Конечно, эта помощь была явно недостаточной. Я прямо с совещания вылетел снова на свой командный пункт в Резекне и тут же собрал командующих армиями. Положение, как и следовало ожидать, еще больше обострилось. Противник все сильнее теснил 16-ю армию, прижимая ее к обоим берегам Западной Двины. Фронт с каждым днем подходил все ближе к Даугавпилсу. 18-я армия в связи с несостоятельностью литовского корпуса войск СС также попала в трудное положение. Предпринималось все, чтобы воспрепятствовать прорыву противником фронта, ставшего теперь очень узким. Однако это действительно было уже невозможно, и мне пришлось вновь поставить вопрос об оттягивании линий фронта к Западной Двине.
18 июля меня вновь вызвали на совещание в главную штаб-квартиру Гитлера в Восточной Пруссии. Кроме меня здесь присутствовали командующий группой армий «Центр» фельдмаршал Модель, Геринг и гаулейтер Восточной Пруссии Кох.
Обстановка на фронте группы армий «Центр», как доложил фельдмаршал Модель, также становилась все более критической. Модель набрался смелости предложить, чтобы моя группа армий передала часть сил для стабилизации его фронта. К счастью, Гитлер не согласился с этим предложением.
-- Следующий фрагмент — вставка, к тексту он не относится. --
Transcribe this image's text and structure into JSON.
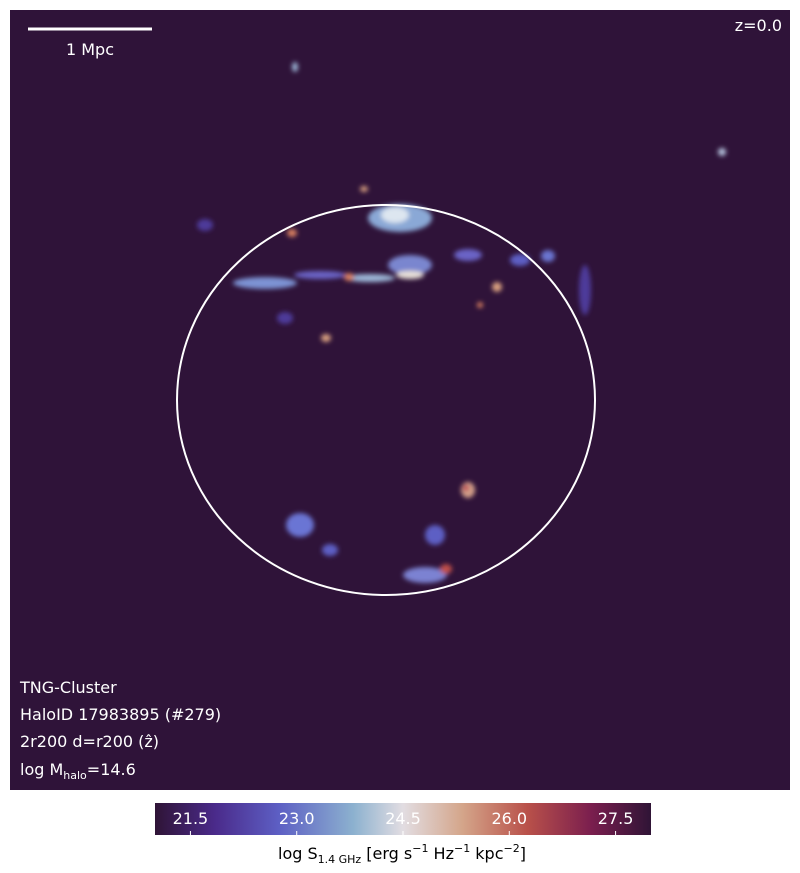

Когда я в свою очередь доложил о развитии обстановки на моем фронте и при этом детально обосновал необходимость перенесения линии фронта к Западной Двине, меня внезапно перебил Геринг. «Если бы концентрация сил русских перед южным крылом группы армий "Север" фактически соответствовала характеристике, данной генералом Фриснером, — заявил он, — мои воздушные разведчики, несомненно, уже давно бы доложили об этом». Короче говоря, Геринг хотел преуменьшить опасность, как это он уже неоднократно делал раньше. Я весьма энергично возражал против сомнений в достоверности моего доклада. Ведь, в конце концов, мои сведения о группировке сил противника в значительной части основывались на донесениях 1-го воздушного флота, которым командовал опытный и энергичный генерал Пфлюгбейль, тесно сотрудничавший со мной. Гитлер тоже вмешался и поддержал меня, признав мою правоту.
Малоутешительным итогом этой беседы было выделение для моей группы войск «заградительного отряда», который должен был воспрепятствовать прорыву противника на Ригу через «брешь в вермахте», как выразился Гитлер.
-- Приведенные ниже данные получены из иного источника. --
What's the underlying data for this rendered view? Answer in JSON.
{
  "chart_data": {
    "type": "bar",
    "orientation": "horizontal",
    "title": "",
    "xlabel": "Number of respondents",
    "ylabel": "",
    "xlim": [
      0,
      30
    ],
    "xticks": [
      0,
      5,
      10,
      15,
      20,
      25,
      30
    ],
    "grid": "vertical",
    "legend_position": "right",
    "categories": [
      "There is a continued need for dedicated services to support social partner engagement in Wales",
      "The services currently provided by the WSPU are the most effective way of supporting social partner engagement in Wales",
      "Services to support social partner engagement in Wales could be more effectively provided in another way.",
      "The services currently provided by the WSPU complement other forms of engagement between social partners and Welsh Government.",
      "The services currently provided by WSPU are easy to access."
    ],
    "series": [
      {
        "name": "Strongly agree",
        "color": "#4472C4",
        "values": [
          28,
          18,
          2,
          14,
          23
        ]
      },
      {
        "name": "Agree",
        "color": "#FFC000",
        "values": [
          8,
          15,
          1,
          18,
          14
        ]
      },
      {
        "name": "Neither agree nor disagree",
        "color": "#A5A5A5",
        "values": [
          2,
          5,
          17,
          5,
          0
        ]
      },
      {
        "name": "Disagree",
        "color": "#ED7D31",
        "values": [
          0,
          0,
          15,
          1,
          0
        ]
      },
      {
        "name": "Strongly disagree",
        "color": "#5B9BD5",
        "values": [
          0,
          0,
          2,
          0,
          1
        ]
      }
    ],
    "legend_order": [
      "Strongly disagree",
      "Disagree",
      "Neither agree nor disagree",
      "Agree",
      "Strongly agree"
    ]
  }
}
Во время разбора обстановки между гаулейтером Кохом и фельдмаршалом Моделем произошел бурный словесный поединок. Кох доложил о строительстве укрепленных оборонительных рубежей в Восточной Пруссии, которое он начал без участия военных специалистов, по собственному почину. Фельдмаршал Модель подверг критике совершенно ошибочное расположение укреплений. Этот спор в конце концов был улажен Гитлером.
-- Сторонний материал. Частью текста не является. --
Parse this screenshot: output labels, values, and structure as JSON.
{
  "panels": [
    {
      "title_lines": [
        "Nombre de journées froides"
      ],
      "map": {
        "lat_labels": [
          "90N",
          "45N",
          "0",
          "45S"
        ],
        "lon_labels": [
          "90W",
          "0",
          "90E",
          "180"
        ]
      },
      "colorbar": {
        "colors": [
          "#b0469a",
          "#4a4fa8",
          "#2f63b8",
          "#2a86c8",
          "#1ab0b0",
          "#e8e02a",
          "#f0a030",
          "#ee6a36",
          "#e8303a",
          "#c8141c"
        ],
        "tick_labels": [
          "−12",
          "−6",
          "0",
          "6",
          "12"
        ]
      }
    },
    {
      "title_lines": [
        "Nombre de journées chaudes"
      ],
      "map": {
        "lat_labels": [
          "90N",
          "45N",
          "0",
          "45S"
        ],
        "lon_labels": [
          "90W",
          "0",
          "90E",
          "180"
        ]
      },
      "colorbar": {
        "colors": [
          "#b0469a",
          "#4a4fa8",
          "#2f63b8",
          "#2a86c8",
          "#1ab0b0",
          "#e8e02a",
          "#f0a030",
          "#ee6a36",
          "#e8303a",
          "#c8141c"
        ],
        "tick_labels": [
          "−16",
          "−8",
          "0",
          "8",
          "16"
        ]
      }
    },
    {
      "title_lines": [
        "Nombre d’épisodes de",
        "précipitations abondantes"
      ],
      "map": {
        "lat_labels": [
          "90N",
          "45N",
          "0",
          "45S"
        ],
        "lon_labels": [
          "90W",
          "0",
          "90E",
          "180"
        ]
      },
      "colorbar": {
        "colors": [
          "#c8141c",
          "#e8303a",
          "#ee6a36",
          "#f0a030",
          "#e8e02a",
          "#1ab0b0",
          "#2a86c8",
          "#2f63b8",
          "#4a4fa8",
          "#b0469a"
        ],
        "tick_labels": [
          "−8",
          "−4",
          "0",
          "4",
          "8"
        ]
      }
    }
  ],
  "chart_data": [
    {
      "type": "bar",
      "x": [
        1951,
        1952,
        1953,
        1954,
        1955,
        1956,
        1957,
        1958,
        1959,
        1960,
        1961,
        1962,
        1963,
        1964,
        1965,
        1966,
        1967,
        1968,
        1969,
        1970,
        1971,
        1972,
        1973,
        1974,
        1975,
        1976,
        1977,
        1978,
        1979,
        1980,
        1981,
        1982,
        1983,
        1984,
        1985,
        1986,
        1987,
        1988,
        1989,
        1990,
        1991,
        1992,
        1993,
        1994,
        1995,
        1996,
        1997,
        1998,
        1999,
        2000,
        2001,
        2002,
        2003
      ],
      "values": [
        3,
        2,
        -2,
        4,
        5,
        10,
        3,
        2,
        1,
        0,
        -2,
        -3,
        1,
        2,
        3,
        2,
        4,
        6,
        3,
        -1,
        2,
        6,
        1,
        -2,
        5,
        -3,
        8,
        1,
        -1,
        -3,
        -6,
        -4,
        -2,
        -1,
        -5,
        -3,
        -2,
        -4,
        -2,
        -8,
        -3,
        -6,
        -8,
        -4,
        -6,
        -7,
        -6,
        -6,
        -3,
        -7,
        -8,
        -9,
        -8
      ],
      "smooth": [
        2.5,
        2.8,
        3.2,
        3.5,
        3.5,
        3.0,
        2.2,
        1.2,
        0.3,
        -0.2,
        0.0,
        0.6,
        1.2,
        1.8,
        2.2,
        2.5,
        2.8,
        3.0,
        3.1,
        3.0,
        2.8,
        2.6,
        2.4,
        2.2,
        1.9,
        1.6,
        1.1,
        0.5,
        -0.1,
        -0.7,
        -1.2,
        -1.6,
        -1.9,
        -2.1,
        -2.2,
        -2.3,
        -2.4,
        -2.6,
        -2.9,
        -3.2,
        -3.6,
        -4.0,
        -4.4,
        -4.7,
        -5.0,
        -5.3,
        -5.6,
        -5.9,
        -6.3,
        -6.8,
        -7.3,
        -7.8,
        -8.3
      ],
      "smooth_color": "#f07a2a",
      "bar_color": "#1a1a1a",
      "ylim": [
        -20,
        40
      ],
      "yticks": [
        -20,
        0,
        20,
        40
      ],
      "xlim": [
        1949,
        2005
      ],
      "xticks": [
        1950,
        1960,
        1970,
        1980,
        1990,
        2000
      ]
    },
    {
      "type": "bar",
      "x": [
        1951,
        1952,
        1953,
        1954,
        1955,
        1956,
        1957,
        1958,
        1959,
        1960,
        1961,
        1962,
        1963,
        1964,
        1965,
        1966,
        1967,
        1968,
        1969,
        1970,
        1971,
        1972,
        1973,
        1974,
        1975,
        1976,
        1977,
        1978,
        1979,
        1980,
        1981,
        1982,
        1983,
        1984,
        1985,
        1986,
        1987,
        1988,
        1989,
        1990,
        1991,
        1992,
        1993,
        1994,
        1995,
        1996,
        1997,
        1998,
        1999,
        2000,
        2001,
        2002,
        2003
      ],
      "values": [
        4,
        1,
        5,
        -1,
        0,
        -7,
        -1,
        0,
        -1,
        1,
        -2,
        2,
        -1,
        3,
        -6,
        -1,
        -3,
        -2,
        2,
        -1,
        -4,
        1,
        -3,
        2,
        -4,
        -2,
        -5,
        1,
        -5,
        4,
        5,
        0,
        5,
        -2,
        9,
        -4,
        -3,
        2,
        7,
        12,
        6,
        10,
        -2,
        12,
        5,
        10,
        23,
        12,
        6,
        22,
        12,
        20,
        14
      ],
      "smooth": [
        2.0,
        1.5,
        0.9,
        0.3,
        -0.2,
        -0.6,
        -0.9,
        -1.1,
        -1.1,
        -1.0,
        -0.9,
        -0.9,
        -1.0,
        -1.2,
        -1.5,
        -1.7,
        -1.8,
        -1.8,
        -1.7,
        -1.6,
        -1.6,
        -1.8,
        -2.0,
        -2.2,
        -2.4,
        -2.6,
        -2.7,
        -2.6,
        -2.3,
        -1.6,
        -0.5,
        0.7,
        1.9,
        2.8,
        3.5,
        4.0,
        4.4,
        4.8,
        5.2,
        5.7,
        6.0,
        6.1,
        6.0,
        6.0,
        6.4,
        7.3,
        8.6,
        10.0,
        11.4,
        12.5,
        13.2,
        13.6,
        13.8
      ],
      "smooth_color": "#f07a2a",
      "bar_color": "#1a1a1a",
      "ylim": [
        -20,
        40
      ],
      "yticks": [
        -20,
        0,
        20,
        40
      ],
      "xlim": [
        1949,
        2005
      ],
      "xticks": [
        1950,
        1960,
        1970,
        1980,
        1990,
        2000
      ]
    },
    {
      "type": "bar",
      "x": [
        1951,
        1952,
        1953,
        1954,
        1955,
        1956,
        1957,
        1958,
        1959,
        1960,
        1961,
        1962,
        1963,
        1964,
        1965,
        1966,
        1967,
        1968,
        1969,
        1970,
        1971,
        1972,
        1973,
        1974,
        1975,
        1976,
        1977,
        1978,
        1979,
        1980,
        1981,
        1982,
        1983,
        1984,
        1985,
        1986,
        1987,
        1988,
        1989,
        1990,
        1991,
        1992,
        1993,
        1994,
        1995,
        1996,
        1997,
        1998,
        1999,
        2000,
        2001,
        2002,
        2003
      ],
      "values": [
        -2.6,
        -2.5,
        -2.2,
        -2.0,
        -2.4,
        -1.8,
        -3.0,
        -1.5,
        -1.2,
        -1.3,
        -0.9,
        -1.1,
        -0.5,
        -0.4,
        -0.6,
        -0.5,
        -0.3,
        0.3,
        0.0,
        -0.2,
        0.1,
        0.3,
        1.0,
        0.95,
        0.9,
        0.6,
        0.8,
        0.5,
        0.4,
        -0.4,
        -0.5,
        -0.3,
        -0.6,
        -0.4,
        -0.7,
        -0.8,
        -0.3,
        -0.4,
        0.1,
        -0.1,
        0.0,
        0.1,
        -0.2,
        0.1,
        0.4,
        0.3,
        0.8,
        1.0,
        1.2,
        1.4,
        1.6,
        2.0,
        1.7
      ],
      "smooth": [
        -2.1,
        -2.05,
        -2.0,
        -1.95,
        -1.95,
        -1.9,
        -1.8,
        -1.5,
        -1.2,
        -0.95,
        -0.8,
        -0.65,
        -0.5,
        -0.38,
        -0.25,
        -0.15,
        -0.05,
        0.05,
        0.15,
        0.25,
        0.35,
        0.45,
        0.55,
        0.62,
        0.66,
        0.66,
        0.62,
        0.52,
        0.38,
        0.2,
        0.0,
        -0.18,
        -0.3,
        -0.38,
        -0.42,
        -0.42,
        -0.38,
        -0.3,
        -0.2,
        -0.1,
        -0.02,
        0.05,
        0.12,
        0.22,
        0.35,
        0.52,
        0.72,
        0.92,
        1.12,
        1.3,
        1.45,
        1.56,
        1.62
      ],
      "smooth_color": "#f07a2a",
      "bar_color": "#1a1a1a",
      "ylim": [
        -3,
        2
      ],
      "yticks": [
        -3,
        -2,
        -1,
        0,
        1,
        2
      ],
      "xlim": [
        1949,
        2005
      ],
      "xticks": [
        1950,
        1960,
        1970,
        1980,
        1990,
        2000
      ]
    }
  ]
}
Обстановка на фронте группы армий «Север» на 23 июля 1944 года
Возвратившись в тот же день на фронт, я увидел, что положение нисколько не улучшилось. Противник вел по всему фронту непрерывные атаки далеко превосходящими силами. Главные силы 43-й советской армии подошли к редким позициям боевого охранения нашего растянутого и фактически оголенного южного крыла. Широкая брешь между 3-й танковой армией и войсками южного крыла группы армий «Север» по-прежнему оставалась открытой. Никакой помощи в течение нескольких последующих дней нам оказано не было, и я снова (уже в который раз!) решил доложить Гитлеру, что никаких средств для предотвращения прорывов, не говоря уже о подавлении противника, у меня нет. Окружение группы армий было, по всей видимости, вопросом нескольких дней или недель. Я сослался на свой меморандум от 12 июля.